Background: Ehlers-Danlos syndrome (EDS) is a rare hereditary condition affecting connective tissues and dental hard tissues.
Hypotheses: Primary enamel and dentine from EDS patients were expected to differ from those of healthy subjects regarding morphology and chemical composition.
Design: Forty-seven exfoliated primary teeth from 25 patients with EDS were investigated. Morphology was studied using a polarized light microscope, scanning electron microscope, and X-ray microanalysis. Comparisons were made with 36 primary teeth from 36 healthy patients.

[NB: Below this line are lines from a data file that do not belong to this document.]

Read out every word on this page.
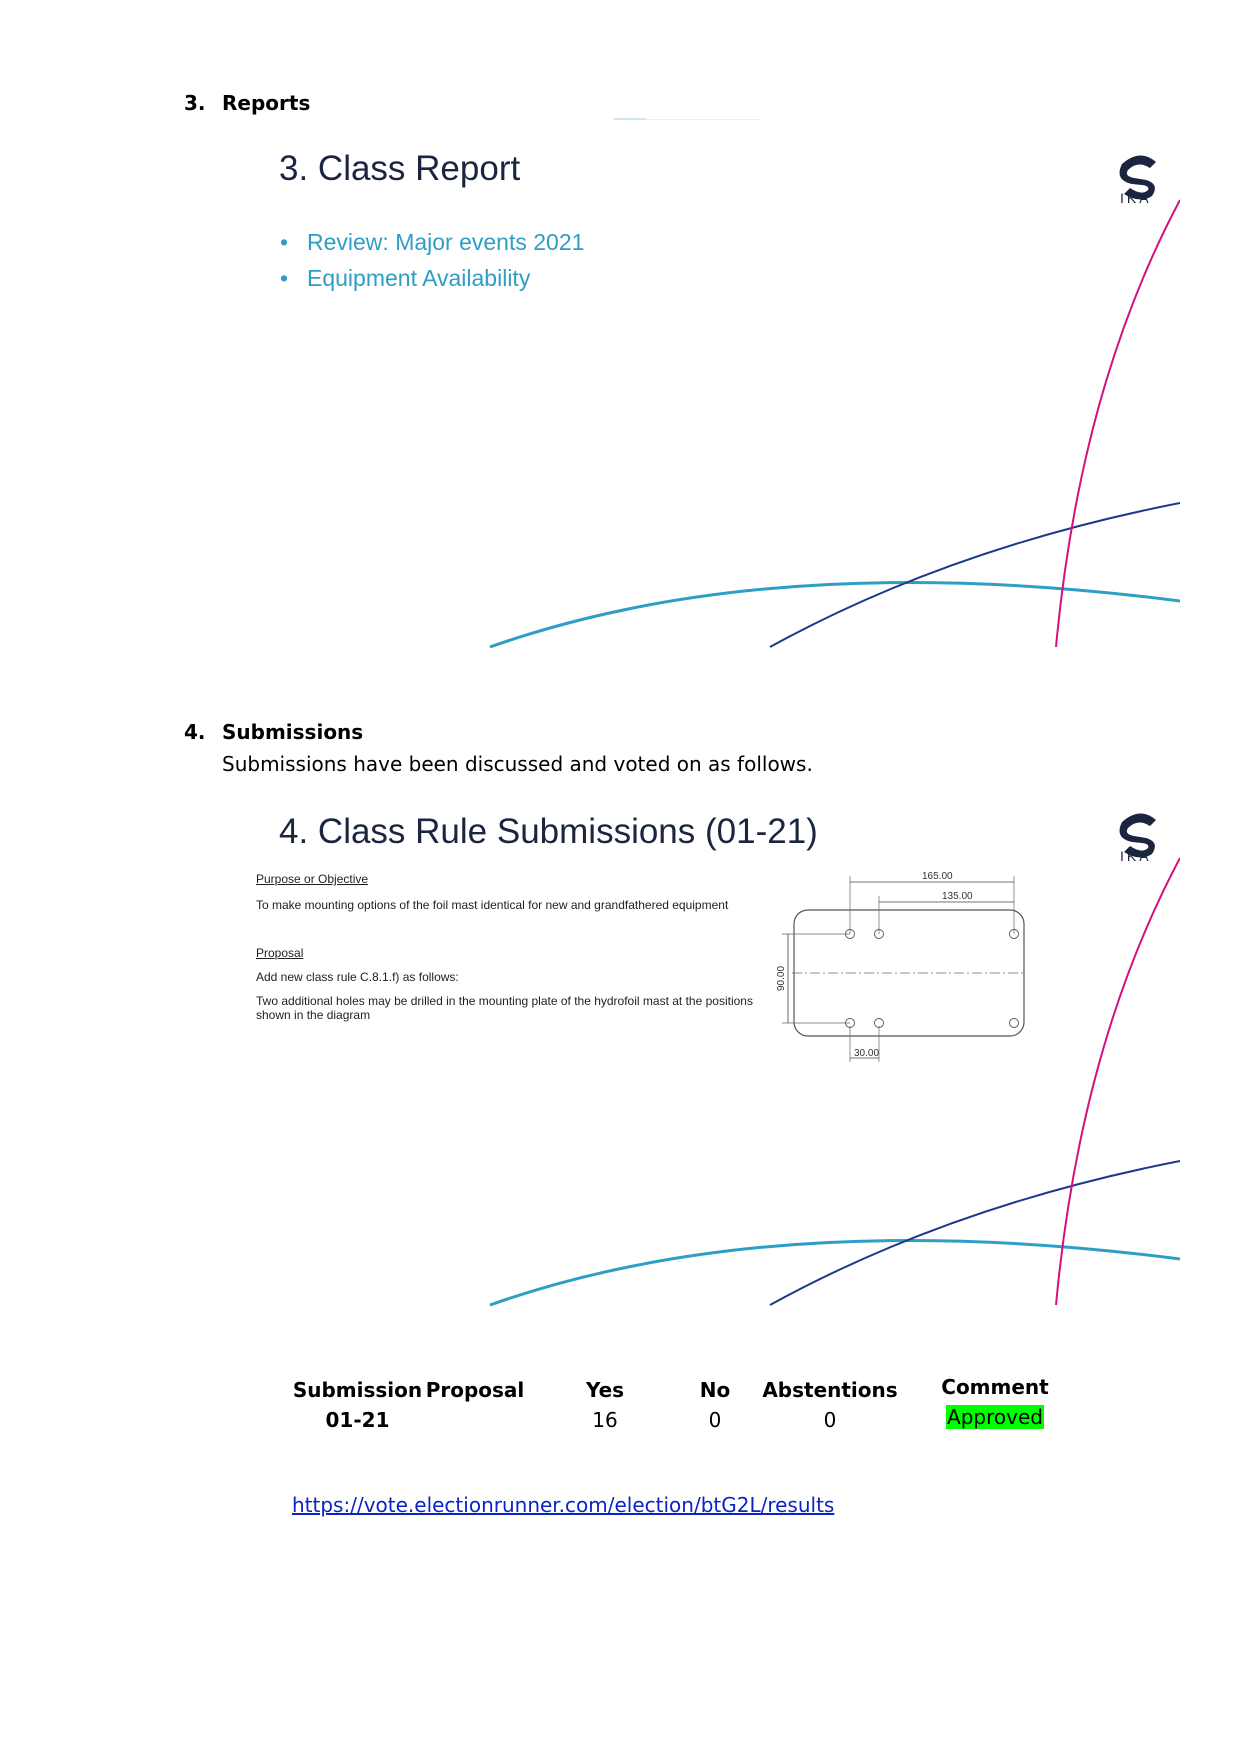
3. Reports
3. Class Report
• Review: Major events 2021
• Equipment Availability
IKA
4. Submissions
Submissions have been discussed and voted on as follows.
4. Class Rule Submissions (01-21)
IKA
Purpose or Objective
To make mounting options of the foil mast identical for new and grandfathered equipment
Proposal
Add new class rule C.8.1.f) as follows:
Two additional holes may be drilled in the mounting plate of the hydrofoil mast at the positions
shown in the diagram
165.00
135.00
90.00
30.00
Submission	Proposal	Yes	No	Abstentions	Comment
01-21		16	0	0	Approved
https://vote.electionrunner.com/election/btG2L/results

Results: Morphological analysis of enamel in EDS teeth showed a high frequency of postnatally hypomineralized enamel and postnatally located incremental lines, whereas dentine was normal in all patients. Chemical analysis could not reveal any differences between EDS and control patients except for lower content of C and a higher Ca/P ratio in the enamel in the EDS teeth, indicating porous enamel. Regarding dentine, EDS teeth had a lower content of C, and a higher content of Ca, P, and O. Ratios for Ca/C and Ca/O were also higher compared with controls.
Conclusions: There are several aberrations of booth enamel and dentine in primary teeth from patients with EDS. These could explain the occurrence of both more dental caries and tooth fractures in patients with EDS.